Jonathan Lima Lima itibaren Cesena, Forli-Cesena ili, İtalya
Oh, bu kitabı sevdim. SEVDİ! Size tam bir açıklama sunmalı ve size biyografileri sevmediğimi söylemeliyim, ancak anıları severim. Sanırım bu benim sabırsız kısım. Hayat hikayelerini okumak için zamanım yok.
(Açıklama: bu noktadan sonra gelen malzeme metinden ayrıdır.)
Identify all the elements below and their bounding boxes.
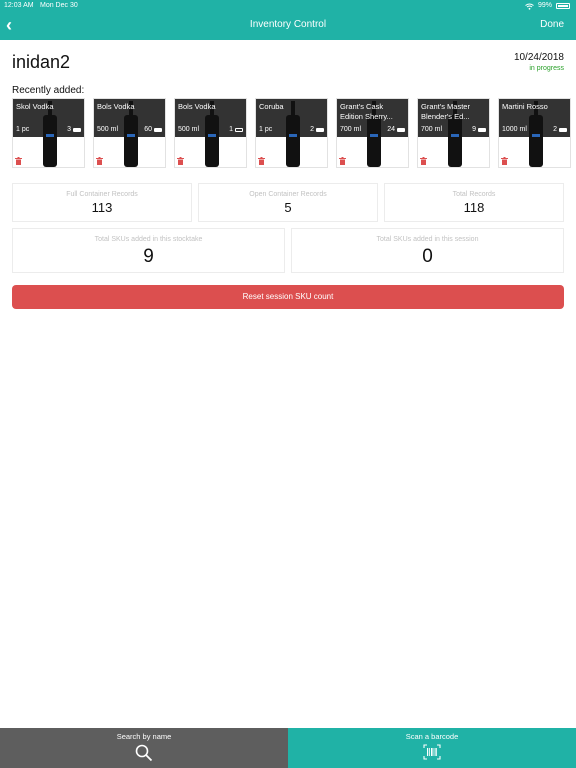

Ciddi anlamda! İlgilenmiyorum. Ancak, bir temayla bağlantılı olduğunda birinin hayatı hakkında okumayı seviyorum, daha iyi. Ve ben foodie anıları severim. Teknik olarak, bu bir anı değil, çünkü DV kendisi yazmadı. Ancak, yalnızca Bazaar'daki yılları ile ilgileniyor ve aslında kişisel hayatı hakkında pek bir şey yapmıyor. Şık bir kadın ve stil ikonu olarak ona göz atmak. Bu kitabı SEVDİ !! Gerçekten, burada bulunan Tüm Neden Yapma fikirlerini gerçekten seviyorum.
Bu güzel ve sevgi dolu yazışmadan hala yürekten alıntılar yapabilirim. İlham, akıl ve nezaket, şiirsel bir şekilde bana mektuplar diliyordu, beni Avrupa'ya özgü şehirlerde yaşayan dışlayıcı sanatçılara daha fazla mektup yazdım.
Muhteşem. Keşke daha fazla olsaydı.
"Brooklyn" önermesi yeni değil; Bununla birlikte, Colm Toibin'in yetenekli, yetenekli ellerinde yeni olan "hissediyor". Romanı oldukça ilgi çekici, güzel yazılmış ve kesinlikle keyifli buldum. "Brooklyn", yeni dünyada edinilen fırsatlarla yaşamını ve kariyerini iyileştirme umuduyla ABD'ye göç eden küçük bir köyden İrlandalı bir kız olan Eilis Lacey'in hikayesini anlatıyor. Genç emigre'nin öyküsü, yüzeyde ahlaki bir masal gibi görünen açık ve basit bir şekilde anlatılıyor. Sadeliği, aldatıcı olsa da. "Brooklyn" hiç basit değil, daha ziyade kendi için bir yer bulmakta güçlük çeken genç bir kadının karmaşık, hassas ve sık sık sinir bozucu bir insan portresidir. İkinci Dünya Savaşı sonrası Brooklyn’in etnik açıdan çeşitli, henüz ırksal olarak zorlanan dünyasında.
Çok hafif okuma, ancak karakterin eylemleri gibi biraz can sıkıcı çok tekrarlayan ve kararsız.
Bu herkesin en sevdiği kitap mı yoksa ne? Sanırım yakında tekrar okumam gerekiyor ..
Kesinlikle iyi bir okuma - özellikle Harry Potter serisini seviyorsanız. Ancak, bazı tüyler ürpertici parçalar vardı ve şeytani referansları gerçekten sevmiyorum. Yine de Brandon Mull ve JK Rowling gibi büyülü dünyaları hayal edebilecek yazarlara hayranım. Dizideki bir sonraki kitabı okuyacağım.
Bunun iki nedenden dolayı ilginç bir okuma olacağını düşündüm: 1) Bir cüce açısından bir anlatıdır. 2) İkinci Dünya Savaşı öncesinde, sırasında ve sonrasında Alman vatandaşıdır. Sadece bir cüce olarak büyüyen birisinin karşılaşabileceği sıkıntıların bazılarını öğrenmekle kalmaz, aynı zamanda Almanya kendisini yeniden savaşta buldukça bu sorunlar önemsiz görünmeye başlar. Ne yazık ki, benim beklentilerimi kadar canlı değildi. Kitabın içine girebildiğim tek parça, topluluğun Nazi rejimine nasıl tepki verdiğiydi. Kitabın geri kalanı yavaş ve kelime gibi görünüyordu. İkinci Dünya Savaşı sırasında Alman siviller hakkında daha fazla okumak istesem de tavsiye etmem.
Pynchon's take on apocalypse and conspiracy in So-Cal. Not an easy read, but worth the effort.